I think it’s a great idea to talk about movies with kids after you see them together, so I thought I’d share a few discussion starters.
Life Lessons from the Hunger Games: Mockingjay Part 1
War has a price.
Talking about war with children is uncomfortable for many of us, so we tend to shield them from the harsh realities of it – it’s not fair, innocents and people who are loved die all the time, and heroes may suffer for years afterwards. I think The Hunger Games gives us a great opening to a discussion.
Always stick to your principles.
One of the foundational principles in the movie is that family comes first, which is something I believe in as well. Katniss sacrifices herself by volunteering as tribute in place of Prim, by hunting illegally so they can survive and by going after Prim when the bunker is being sealed off It’s important to realize that all relationships we have in life involve sacrifice. In terms of our guiding principles, I think the three-finger salute makes a great symbol for that.
Hope has power.
No matter how dire the circumstances may be, Katniss doesn’t give up her fight for social justice and protection for the oppressed and under-represented. She never loses hope that things can be better, and that’s a great message to send to our children.
Asking for help is not a sign of weakness.
There’s an unspoken pressure in society for each of us to feel like we need to do it all and be perfect. It’s not healthy or realistic to do everything on our own, and it’s vital that we ask for and accept help as we work towards our goals.

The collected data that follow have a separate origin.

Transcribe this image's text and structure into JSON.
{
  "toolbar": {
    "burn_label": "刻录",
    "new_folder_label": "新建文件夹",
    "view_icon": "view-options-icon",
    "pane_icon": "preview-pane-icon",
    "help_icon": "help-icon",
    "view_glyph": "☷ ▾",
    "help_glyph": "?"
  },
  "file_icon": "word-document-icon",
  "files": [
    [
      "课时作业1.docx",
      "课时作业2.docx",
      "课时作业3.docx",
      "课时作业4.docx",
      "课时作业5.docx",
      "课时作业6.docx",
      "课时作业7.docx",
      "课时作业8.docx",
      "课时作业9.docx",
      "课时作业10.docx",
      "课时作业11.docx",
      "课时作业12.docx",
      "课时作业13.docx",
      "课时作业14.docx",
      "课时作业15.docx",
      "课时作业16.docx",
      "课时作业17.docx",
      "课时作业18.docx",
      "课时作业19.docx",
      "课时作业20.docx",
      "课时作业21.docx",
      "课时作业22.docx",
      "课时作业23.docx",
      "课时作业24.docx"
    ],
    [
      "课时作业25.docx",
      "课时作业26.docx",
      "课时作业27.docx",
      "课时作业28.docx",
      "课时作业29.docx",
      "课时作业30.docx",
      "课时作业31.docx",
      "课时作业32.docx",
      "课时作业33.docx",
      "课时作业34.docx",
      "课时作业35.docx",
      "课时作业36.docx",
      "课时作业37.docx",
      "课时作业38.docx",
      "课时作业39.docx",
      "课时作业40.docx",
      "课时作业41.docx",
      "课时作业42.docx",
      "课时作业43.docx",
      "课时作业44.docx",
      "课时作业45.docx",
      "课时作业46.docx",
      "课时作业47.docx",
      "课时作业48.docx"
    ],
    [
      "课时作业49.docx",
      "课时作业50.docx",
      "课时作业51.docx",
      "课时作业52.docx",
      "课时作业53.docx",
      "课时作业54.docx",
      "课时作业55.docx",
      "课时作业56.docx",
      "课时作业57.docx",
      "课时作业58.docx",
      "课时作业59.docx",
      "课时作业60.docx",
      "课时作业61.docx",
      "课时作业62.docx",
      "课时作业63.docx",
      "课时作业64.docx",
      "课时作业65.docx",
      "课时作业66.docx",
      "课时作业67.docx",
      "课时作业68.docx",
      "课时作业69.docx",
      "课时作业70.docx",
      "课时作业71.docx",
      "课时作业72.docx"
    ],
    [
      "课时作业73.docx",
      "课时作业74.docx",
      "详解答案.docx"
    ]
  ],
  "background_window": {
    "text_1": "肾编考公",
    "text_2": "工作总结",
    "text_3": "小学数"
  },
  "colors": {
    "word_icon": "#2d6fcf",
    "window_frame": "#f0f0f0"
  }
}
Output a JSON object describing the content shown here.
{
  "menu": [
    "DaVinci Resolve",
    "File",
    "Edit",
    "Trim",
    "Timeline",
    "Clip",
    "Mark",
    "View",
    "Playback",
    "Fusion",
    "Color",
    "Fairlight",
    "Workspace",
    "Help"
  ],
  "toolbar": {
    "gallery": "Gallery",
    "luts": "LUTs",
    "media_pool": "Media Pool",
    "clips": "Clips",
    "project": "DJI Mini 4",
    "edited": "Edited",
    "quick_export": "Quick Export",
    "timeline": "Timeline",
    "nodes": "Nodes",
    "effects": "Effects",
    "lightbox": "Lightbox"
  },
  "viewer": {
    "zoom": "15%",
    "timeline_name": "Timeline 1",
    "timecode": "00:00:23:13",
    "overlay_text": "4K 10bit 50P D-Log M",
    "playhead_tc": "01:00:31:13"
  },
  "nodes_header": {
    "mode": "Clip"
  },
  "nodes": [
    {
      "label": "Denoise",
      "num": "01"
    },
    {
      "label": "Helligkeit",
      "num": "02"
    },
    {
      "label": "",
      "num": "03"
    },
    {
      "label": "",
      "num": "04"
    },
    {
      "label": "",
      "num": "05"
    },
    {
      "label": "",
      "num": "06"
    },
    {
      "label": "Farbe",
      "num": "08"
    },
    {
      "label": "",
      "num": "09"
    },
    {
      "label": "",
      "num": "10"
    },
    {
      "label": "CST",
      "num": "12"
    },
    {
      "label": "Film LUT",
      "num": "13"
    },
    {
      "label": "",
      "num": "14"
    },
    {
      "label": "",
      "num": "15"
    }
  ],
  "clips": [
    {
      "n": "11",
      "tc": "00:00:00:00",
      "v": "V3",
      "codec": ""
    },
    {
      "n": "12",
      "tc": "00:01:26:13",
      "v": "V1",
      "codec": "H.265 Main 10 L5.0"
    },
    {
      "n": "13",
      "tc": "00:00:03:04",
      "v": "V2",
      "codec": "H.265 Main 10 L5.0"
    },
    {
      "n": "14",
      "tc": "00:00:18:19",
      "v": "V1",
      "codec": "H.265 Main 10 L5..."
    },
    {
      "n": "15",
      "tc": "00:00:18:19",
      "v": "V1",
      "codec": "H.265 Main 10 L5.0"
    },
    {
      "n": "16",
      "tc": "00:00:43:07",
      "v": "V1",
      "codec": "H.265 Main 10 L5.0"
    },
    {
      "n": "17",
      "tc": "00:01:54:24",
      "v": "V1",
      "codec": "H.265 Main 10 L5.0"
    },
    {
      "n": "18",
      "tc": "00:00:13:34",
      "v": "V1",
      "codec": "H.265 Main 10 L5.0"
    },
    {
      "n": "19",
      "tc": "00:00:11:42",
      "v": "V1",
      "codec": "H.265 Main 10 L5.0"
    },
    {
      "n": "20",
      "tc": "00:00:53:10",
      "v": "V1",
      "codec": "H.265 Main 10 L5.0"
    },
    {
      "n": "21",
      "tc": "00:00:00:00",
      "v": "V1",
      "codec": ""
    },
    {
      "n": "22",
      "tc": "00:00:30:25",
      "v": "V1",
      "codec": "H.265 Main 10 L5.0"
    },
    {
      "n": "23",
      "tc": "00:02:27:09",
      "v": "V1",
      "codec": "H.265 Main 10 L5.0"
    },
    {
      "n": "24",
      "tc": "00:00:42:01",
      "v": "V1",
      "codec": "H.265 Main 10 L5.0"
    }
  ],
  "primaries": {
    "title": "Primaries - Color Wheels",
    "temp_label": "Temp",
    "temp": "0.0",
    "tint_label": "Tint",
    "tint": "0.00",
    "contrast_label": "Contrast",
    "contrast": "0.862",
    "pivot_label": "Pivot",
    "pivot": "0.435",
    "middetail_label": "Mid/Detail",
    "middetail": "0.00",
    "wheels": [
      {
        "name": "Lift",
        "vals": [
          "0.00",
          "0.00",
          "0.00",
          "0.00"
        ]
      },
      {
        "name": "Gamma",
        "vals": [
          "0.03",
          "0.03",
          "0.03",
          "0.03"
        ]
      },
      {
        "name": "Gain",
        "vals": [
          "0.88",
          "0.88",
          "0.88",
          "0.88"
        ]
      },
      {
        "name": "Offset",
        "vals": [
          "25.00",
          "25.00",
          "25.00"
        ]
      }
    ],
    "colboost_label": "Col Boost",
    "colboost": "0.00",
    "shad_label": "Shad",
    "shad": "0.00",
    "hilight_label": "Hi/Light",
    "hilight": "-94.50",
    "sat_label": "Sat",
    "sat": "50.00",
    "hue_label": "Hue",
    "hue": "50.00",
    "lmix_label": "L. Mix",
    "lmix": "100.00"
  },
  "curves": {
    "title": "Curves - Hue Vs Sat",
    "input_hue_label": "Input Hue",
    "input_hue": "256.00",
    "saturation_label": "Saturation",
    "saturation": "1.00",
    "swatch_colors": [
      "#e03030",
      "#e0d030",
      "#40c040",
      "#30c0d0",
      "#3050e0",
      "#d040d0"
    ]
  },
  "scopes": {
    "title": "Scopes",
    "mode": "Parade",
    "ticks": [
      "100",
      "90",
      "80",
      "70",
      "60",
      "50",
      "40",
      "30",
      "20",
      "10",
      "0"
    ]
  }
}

Be thankful for democracy.
As much as we like to complain about our government, we are blessed to be living in a country where the power comes from the people. The Hunger Games shows the abuse of power in an autocratic society and a very clear division between the ones giving orders and those who have to follow them. In our own democratic society, it’s a privilege to have a say through our votes.
What other life lessons from The Hunger Games trilogy have you learned?